Dynamiq
Concepts

Running Workflows & Results

The run() interface, RunnableResult and statuses, RunnableConfig options, async execution, and mid-run cancellation.

Workflows, flows, and nodes all implement the same Runnable interface: one run() entry point that returns a RunnableResult. This page covers what goes in, what comes out, and how to control a run while it's in flight.

run(), run_sync(), run_async()

run() is a dispatcher. Called from synchronous code it executes immediately and returns a RunnableResult; called from an async context it returns a coroutine you await. You can force a mode with is_async, or call the explicit variants:

# Synchronous
result = workflow.run(input_data={"text": "Hola Mundo!"})

# Asynchronous
result = await workflow.run(input_data={"text": "Hola Mundo!"})

# Explicit, no context detection
result = workflow.run_sync(input_data={"text": "Hola Mundo!"})
result = await workflow.run_async(input_data={"text": "Hola Mundo!"})

In async runs, nodes that implement native async execution run directly on the event loop; sync-only nodes are offloaded to a thread pool automatically, so mixing node types in one flow is safe.

RunnableResult

Every run returns a RunnableResult:

statusRunnableStatusrequired
success, failure, skip, canceled, or undefined (not yet run).
inputAny
The input data the runnable received.
outputAny
For a workflow: a dict keyed by node id, each entry holding that node's status, input, and output. For a single node: the node's output dict.
errorRunnableResultError | null
On failure: exception type, message, recoverable flag, and failed_nodes — the nodes whose error_handling.behavior is "raise" that caused the failure (each with id, name, error_message).

A typical read path:

from dynamiq.runnables import RunnableStatus

result = workflow.run(input_data={"text": "Hola Mundo!"})

if result.status == RunnableStatus.SUCCESS:
    node_result = result.output["translator"]          # keyed by node id
    print(node_result["output"]["content"])
else:
    print(result.error.message)
    for node in result.error.failed_nodes:
        print(f"{node.name} ({node.id}): {node.error_message}")

A failed workflow doesn't raise — it returns status == FAILURE with the error attached, so your calling code decides how to react. Whether a single node failure fails the whole run depends on that node's error_handling.behavior (raise by default; return lets the flow continue) — see Error handling & retries.

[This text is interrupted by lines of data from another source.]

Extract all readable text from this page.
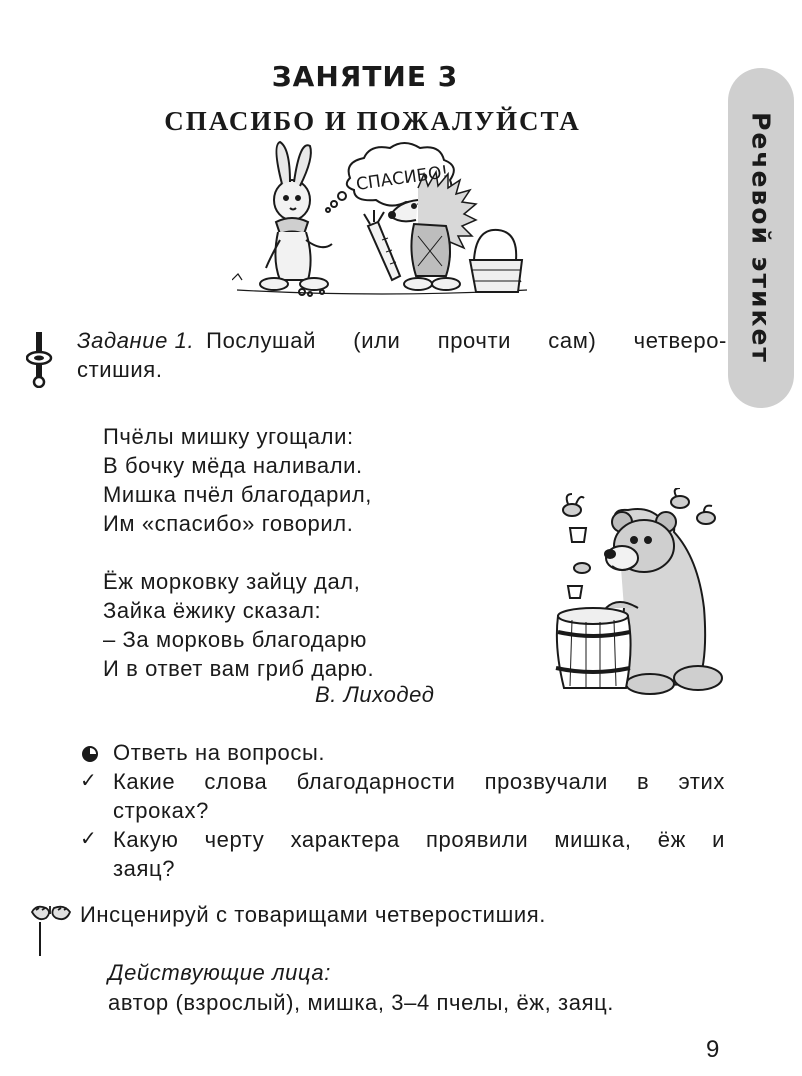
Речевой этикет
ЗАНЯТИЕ 3
СПАСИБО И ПОЖАЛУЙСТА
СПАСИБО!
Задание 1. Послушай (или прочти сам) четверо-
стишия.
Пчёлы мишку угощали:
В бочку мёда наливали.
Мишка пчёл благодарил,
Им «спасибо» говорил.
Ёж морковку зайцу дал,
Зайка ёжику сказал:
– За морковь благодарю
И в ответ вам гриб дарю.
В. Лиходед
Ответь на вопросы.
✓ Какие слова благодарности прозвучали в этих
строках?
✓ Какую черту характера проявили мишка, ёж и
заяц?
Инсценируй с товарищами четверостишия.
Действующие лица:
автор (взрослый), мишка, 3–4 пчелы, ёж, заяц.
9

Statuses you'll see per node inside result.output: success, failure, skip (a dependency failed or a branch condition wasn't met), and canceled.

RunnableConfig

The second argument to every run() is a RunnableConfig carrying per-run options:

run_idstring
Identifier for this run; auto-generated UUID by default.
callbackslist[BaseCallbackHandler]
Handlers that receive workflow/flow/node lifecycle events — tracing, streaming, custom. See Streaming & callbacks.
cacheCacheConfig
Cache backend configuration used by nodes with caching.enabled.
max_node_workersint
Cap on concurrent node execution for this run.
nodes_overridedict[str, NodeRunnableConfig]
Per-node overrides keyed by node id — currently the node's StreamingConfig, consulted by nodes that accept streamed input (e.g. per-run input queues).
checkpointCheckpointConfig
Per-run checkpoint overrides, including resume_from. See Checkpoints.
cancellationCancellationConfig
Always present — every config gets a fresh CancellationToken. Signal it to abort the run.
dry_runDryRunConfig
Run in dry-run mode; nodes that create external resources clean them up afterward.
from dynamiq.runnables import RunnableConfig

config = RunnableConfig(callbacks=[my_handler], max_node_workers=4)
result = workflow.run(input_data={"text": "..."}, config=config)

Cancellation

Cancellation is built into every run. Each RunnableConfig carries a thread-safe CancellationToken; signal it from anywhere (an API handler, a timeout watchdog, a UI button) and the run stops at the next checkpoint with status CANCELED:

import threading
from dynamiq.runnables import RunnableConfig, RunnableStatus

config = RunnableConfig()

# from another thread:
threading.Timer(30.0, config.cancellation.token.cancel).start()

result = workflow.run(input_data={"input": "long task..."}, config=config)
if result.status == RunnableStatus.CANCELED:
    print("Run was canceled")

You can also construct your own token (e.g. one shared across several runs) via CancellationConfig(token=my_token) from dynamiq.types.cancellation. In async code, cancelling the asyncio task that awaits run_async() has the same effect: the SDK translates the CancelledError into a cooperative cancel, drains in-flight node threads, and returns a CANCELED result instead of propagating the exception.

Resuming from checkpoints

Flows can persist per-node state and resume a failed or interrupted run from where it stopped:

result = workflow.run_sync(input_data=None, resume_from=checkpoint_id)

Checkpoint backends (filesystem, in-memory, PostgreSQL) and configuration live on the flow — see Checkpoints.